Why some birds of paradise have ultrablack feathers
Tilt in spiky microstructures generates the birds’ exceedingly dark coloring
Some birds of paradise really know how to work their angles. Tilted, microscopic filaments in some of the showy birds’ black feathers make that plumage look much darker than traditional black feathers, researchers report online January 9 in Nature Communications.
Dakota McCoy, an evolutionary biologist at Harvard University, and colleagues measured how much light each type of black feather absorbs. Superblack feathers absorb up to 99.95 percent of light that shines directly on them, while traditional black feathers absorb up to 96.8 percent, the researchers found.
Using scanning electron microscopy and nano-CT scanning, the team observed that ultrablack feathers have ragged, spike-studded barbules that curve upward at a roughly 30-degree angle to the tip, creating an array of deep, curved cavities. Traditional black feathers are smoother and lack such detailed microstructures.
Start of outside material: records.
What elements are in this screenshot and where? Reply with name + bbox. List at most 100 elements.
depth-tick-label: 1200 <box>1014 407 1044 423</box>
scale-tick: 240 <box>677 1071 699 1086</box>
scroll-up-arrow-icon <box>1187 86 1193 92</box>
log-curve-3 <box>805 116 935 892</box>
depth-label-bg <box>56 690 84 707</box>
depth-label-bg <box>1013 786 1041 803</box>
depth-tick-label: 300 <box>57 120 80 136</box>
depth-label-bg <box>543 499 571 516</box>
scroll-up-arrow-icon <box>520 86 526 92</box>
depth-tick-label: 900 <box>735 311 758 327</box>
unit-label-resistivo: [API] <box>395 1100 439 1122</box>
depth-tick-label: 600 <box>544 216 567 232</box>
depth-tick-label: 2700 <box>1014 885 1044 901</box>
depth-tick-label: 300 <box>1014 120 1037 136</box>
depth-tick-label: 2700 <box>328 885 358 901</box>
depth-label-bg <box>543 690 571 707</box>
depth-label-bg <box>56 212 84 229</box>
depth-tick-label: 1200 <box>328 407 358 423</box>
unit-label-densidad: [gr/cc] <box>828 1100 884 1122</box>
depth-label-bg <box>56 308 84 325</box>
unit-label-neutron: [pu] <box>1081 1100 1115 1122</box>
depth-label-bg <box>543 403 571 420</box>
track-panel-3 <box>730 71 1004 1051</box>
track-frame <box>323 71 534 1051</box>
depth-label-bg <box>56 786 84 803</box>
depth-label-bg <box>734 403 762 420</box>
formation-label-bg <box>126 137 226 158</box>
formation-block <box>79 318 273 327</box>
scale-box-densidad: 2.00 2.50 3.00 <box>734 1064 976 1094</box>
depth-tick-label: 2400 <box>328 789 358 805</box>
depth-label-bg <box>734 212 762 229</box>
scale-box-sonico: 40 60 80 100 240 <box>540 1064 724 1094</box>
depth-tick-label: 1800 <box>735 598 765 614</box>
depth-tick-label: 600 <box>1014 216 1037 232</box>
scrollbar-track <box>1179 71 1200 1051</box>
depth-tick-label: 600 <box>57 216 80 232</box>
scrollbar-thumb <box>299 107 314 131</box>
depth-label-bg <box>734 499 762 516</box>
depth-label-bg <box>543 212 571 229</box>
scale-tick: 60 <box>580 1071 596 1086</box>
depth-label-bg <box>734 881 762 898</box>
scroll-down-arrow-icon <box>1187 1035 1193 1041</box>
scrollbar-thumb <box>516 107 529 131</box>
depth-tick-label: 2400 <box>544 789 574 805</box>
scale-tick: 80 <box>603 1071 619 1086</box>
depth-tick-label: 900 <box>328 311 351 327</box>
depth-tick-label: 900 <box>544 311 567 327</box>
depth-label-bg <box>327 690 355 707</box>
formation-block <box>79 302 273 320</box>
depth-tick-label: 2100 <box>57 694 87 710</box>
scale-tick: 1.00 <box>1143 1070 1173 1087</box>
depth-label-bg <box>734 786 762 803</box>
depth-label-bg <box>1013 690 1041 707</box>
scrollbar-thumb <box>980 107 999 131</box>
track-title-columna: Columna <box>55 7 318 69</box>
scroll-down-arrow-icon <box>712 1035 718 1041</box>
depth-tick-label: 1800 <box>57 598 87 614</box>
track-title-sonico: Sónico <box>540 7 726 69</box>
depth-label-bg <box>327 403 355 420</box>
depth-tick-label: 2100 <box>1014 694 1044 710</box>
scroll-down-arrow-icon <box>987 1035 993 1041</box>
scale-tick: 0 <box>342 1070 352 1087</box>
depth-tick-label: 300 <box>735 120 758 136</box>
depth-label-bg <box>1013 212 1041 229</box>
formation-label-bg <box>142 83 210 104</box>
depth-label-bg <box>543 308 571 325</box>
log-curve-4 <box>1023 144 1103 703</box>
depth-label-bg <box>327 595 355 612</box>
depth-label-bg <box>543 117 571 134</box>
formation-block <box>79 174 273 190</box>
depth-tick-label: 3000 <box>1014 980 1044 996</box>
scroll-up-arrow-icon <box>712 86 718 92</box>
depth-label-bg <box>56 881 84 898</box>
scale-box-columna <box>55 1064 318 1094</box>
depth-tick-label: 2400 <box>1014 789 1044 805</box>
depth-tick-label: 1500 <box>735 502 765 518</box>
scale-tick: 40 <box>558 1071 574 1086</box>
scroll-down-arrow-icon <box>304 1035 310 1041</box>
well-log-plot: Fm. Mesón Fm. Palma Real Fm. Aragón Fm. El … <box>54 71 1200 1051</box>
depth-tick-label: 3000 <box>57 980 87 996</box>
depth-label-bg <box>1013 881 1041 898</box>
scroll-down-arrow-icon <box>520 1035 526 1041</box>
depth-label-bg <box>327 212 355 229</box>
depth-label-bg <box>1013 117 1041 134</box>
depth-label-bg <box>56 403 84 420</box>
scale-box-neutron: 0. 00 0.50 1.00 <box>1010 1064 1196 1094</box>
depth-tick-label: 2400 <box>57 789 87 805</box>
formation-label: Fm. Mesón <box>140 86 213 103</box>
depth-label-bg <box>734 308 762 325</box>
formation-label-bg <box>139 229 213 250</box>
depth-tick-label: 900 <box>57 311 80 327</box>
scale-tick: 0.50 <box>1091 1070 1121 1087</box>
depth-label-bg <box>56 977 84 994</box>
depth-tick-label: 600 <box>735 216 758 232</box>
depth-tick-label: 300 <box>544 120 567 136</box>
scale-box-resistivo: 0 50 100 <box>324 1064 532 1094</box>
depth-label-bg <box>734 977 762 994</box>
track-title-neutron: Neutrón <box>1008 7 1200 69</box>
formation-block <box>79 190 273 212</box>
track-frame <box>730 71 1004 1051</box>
These spikes and pits scatter light multiple times, allowing for more light absorption and darker plumage, the scientists say. Even when the researchers dusted the feathers with gold, the darkest ones still retained their blackness, while traditional black plumes looked gilded in SEM images.
Superblack patches probably evolved to “exaggerate the perceived brilliance of adjacent color patches” during mating displays, the researchers write.
Spiked and angled
In these scanning electron microscope images, microscopic differences in filaments in black feathers of three bird of paradise species and one close relative, the lesser melampitta (Melampitta lugubris), become clear. An ordinary black feather from M. lugubris, for example, does not have the spikes and is not angled as much as filaments in superblack feathers from the other species.